Basics: Contracts!

July 29, 2014

Back to basics today! What is a contract? Well, at its most basic it’s an agreement between two or more parties, where consideration passes between them.

What is consideration? Something tangible or intangible, a promise to do or not do something, or doing or not doing something. Basically, if someone gives something up, however, significant or insignificant it may be or seem to be, it constitutes consideration.

The classic contract involves an offer, acceptance, and consideration. So you offer to pay me money to provide legal services, and I agree to provide those services. We have a contract. For some purposes—like conflicts of interest, for example—we have a completed contract. That means I cannot represent someone else, adverse to you, once the attorney-client relationship is established. Generally, though, your obligation to pay depends on my providing those services; conversely, my obligation to represent you depends on your complying with the payment duty.

Some contracts are executory in nature, which means performance occurs in the future, and depends on both parties fulfilling their duties. Leases are a common example. The landlord must provide space for next 60 months, while the tenant must pay rent. These contracts are enforceable, although bankruptcy provides a means for cancellation by the debtor, whether it is the tenant (more common) or the landlord.

Contracts can be oral or written, although states all have a statute of frauds—name origin unknown—that establishes a class of contracts which must be in writing and signed to be enforceable. In Arizona these include contracts in which someone guarantees another person’s obligations, for which performance will take more than a year, real estate listing agreements, and agreements to sell real estate.

Contracts matter.
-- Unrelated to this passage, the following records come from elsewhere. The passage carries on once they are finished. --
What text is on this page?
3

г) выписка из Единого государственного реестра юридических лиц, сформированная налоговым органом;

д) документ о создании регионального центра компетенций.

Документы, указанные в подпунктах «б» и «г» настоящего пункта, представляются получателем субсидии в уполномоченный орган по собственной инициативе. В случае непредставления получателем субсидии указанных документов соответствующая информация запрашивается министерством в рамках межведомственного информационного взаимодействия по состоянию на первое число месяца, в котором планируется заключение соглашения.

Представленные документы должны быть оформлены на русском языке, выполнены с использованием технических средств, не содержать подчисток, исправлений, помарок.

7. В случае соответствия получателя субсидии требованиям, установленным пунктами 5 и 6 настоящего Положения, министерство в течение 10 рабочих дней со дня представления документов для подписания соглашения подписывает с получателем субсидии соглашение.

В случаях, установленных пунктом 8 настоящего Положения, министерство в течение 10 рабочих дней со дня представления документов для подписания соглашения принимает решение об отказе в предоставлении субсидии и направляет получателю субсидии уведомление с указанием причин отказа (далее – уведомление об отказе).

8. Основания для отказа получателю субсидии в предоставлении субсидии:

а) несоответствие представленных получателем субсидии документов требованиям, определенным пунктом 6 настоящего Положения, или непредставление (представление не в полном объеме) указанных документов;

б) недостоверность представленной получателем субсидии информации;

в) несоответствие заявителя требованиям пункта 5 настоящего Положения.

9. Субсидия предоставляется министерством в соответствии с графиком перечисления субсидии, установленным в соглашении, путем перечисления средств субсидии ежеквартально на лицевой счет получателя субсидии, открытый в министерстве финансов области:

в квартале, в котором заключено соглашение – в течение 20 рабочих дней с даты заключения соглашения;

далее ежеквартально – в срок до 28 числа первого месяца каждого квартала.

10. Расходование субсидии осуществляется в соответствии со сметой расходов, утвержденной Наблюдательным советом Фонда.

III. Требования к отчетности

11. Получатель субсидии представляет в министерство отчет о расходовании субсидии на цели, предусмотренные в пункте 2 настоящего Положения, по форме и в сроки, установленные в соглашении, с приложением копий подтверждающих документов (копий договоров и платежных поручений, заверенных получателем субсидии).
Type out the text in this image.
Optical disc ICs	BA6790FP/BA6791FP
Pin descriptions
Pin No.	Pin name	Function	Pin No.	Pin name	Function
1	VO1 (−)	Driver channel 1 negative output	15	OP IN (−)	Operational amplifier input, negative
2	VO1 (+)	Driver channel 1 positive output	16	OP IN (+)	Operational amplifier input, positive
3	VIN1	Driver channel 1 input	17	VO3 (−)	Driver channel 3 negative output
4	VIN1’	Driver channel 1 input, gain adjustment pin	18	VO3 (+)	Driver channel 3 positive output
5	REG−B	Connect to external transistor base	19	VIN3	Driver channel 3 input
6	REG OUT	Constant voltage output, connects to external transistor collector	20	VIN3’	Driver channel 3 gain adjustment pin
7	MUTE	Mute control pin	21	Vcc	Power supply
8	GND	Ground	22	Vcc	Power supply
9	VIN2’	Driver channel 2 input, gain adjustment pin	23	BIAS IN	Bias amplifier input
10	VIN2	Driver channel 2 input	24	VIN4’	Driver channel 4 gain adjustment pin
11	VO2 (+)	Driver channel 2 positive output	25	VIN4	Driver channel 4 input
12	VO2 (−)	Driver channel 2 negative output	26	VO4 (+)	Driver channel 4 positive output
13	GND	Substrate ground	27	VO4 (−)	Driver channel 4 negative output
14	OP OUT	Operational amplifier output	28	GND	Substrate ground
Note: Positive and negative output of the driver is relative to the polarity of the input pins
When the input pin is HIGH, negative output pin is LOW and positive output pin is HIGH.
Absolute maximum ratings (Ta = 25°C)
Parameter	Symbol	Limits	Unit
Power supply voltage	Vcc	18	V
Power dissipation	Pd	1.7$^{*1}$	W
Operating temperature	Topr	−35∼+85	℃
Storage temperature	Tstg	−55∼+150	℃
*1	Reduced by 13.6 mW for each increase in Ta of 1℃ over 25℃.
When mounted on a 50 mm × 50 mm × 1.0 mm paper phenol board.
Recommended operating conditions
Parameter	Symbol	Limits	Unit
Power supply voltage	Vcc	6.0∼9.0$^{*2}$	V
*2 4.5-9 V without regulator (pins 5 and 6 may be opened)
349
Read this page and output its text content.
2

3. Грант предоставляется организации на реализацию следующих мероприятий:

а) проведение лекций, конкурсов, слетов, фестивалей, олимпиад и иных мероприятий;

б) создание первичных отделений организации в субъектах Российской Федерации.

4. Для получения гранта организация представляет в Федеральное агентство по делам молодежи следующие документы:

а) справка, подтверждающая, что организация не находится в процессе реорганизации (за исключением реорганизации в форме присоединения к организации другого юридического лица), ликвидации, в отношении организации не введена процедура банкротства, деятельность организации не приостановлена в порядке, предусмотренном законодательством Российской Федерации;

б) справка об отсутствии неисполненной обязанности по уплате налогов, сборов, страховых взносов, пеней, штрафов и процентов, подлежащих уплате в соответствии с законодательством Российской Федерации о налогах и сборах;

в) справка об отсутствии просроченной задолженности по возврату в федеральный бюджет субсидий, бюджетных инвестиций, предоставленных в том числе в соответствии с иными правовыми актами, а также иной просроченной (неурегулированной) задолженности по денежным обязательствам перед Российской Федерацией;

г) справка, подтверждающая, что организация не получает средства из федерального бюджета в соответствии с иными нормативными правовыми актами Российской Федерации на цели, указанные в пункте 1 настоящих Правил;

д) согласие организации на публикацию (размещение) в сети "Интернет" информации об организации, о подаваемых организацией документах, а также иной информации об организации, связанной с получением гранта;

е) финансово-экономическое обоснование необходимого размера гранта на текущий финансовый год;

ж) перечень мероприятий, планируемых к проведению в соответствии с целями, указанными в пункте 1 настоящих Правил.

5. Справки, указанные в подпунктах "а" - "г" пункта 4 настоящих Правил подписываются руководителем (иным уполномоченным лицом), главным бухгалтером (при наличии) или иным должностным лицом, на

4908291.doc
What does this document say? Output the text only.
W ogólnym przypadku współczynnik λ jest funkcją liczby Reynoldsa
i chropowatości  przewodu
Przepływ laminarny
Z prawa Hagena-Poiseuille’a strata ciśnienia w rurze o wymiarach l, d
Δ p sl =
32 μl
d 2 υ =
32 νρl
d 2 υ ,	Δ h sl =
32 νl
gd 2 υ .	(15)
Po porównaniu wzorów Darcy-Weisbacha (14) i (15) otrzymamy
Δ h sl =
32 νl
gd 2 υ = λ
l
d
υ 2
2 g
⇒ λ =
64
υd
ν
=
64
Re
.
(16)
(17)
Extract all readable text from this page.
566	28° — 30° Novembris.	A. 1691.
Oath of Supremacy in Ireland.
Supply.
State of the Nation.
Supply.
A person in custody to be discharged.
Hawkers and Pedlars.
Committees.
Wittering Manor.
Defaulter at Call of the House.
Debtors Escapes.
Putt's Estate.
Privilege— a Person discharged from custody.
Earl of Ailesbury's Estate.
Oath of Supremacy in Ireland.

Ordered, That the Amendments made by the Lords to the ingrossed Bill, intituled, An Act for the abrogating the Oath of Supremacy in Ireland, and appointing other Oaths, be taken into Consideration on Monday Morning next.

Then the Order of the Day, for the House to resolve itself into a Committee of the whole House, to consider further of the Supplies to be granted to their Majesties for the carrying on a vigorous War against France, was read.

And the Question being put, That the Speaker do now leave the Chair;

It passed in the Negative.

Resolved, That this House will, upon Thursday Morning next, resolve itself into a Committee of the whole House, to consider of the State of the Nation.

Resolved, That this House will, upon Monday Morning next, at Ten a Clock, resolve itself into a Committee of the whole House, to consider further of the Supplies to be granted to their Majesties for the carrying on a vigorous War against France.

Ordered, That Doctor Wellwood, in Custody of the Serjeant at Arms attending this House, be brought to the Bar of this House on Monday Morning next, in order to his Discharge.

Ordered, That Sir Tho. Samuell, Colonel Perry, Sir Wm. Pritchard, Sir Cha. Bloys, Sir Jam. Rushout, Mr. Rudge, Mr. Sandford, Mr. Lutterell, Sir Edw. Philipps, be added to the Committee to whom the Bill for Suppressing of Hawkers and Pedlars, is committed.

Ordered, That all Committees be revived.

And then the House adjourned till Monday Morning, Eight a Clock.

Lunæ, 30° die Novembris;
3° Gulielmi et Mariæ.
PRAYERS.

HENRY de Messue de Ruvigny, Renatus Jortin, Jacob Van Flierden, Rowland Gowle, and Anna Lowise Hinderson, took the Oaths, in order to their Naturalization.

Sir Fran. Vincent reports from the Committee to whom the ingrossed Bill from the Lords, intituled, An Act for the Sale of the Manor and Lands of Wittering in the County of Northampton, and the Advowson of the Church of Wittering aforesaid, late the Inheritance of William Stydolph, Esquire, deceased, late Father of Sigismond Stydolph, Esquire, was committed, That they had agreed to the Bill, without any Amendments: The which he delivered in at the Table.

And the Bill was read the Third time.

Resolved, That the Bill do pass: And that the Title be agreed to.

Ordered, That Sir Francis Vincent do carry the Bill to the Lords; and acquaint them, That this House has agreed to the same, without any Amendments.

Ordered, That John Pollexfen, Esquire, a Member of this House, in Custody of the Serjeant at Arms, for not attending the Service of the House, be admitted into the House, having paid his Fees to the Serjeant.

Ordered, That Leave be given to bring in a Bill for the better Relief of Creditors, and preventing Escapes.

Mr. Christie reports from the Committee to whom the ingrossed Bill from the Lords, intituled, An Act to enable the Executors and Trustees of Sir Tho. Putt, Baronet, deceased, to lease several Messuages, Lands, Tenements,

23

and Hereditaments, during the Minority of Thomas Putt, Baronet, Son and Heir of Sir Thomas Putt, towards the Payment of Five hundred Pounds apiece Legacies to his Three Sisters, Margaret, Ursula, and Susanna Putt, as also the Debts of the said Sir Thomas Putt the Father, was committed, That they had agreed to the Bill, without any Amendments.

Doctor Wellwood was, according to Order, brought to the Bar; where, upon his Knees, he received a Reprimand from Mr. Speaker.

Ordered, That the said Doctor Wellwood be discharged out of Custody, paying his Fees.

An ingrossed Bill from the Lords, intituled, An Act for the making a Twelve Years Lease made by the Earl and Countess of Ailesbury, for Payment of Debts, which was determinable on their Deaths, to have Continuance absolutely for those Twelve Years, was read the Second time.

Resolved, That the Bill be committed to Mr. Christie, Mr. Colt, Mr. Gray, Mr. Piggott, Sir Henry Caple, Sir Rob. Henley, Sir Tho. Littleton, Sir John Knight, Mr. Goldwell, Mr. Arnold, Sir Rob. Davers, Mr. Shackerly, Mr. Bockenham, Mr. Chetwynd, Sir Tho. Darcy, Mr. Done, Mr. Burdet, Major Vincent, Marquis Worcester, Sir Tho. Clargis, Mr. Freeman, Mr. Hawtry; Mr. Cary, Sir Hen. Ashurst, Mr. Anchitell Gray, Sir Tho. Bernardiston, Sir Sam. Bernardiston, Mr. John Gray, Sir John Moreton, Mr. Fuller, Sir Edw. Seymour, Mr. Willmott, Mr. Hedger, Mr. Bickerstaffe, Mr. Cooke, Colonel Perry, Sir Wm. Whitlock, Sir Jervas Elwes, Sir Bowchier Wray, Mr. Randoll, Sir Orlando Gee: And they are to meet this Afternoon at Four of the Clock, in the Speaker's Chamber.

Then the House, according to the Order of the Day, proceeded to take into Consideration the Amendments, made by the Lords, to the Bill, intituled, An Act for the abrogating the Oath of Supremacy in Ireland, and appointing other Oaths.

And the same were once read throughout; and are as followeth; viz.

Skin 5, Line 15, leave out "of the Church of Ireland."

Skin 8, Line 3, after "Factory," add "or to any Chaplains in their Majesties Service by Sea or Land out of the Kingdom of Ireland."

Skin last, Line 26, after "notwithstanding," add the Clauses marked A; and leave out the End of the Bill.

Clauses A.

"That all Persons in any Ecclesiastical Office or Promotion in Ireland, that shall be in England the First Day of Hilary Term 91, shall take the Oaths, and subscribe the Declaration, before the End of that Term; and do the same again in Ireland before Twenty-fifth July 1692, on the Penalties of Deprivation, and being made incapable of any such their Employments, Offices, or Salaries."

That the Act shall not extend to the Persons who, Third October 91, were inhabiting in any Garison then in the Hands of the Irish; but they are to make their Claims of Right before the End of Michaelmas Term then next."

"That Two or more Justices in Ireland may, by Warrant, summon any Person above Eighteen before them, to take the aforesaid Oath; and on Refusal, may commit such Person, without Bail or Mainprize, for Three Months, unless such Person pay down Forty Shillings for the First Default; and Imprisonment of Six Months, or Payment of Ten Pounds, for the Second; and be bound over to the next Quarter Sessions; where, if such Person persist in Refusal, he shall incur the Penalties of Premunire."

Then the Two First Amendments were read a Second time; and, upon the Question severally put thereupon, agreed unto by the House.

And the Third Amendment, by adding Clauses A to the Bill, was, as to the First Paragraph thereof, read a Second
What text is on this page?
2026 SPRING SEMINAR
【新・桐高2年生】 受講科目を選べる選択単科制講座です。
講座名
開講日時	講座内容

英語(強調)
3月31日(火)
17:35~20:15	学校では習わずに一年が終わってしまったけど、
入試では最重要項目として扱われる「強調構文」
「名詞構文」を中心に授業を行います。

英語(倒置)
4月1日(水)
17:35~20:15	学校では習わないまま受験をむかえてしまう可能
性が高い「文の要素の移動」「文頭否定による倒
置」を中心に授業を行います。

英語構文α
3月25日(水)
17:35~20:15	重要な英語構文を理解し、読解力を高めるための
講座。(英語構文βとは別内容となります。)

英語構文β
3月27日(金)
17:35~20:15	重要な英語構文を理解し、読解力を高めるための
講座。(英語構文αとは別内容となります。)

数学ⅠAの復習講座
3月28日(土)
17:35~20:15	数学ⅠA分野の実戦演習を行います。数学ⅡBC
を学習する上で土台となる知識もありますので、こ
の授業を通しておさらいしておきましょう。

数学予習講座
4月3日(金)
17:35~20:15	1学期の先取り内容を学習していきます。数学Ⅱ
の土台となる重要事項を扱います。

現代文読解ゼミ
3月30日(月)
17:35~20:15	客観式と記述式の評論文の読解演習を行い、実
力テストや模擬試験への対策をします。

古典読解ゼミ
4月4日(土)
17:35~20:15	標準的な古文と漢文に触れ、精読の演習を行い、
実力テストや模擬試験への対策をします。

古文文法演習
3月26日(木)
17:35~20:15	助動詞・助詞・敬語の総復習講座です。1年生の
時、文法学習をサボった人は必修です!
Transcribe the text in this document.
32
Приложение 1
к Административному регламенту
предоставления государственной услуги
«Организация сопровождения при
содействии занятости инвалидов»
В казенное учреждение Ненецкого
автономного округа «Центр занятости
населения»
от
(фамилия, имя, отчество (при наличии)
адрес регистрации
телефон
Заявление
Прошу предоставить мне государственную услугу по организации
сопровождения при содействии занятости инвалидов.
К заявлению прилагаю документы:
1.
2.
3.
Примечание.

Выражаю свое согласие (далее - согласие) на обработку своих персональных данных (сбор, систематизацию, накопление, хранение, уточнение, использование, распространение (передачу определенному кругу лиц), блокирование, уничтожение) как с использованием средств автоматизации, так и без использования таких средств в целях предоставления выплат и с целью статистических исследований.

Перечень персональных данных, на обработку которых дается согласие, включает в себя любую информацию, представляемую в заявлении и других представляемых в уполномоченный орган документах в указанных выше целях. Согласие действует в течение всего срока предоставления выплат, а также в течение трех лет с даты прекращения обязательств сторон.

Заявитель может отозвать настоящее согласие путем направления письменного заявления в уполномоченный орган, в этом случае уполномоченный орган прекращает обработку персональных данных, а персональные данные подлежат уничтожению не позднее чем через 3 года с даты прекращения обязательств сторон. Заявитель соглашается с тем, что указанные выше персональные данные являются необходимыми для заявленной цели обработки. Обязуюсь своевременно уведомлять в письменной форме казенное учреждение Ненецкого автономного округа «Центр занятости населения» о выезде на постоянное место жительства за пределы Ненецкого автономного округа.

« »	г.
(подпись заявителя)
Read them before you sign them, and get help when you need it. Quick aside:  Many years ago I had a client who appeared with respect to an AIA (American Institute of Architects) contract involving more than $1,000,000 worth of payments to build a custom home. Performance was taking too long. He was unhappy with the contractor, both with respect to delays and other issues. No attorneys involved in the contract drafting, and the AIA contract does not favor the customer. There was not much I could do for him, mostly because of the contract. When I asked him why, with a $1,000,000+ price tag, he had not seen an attorney, he told me it was “just a form” and “just a house.”

Get help with any contracts that matter!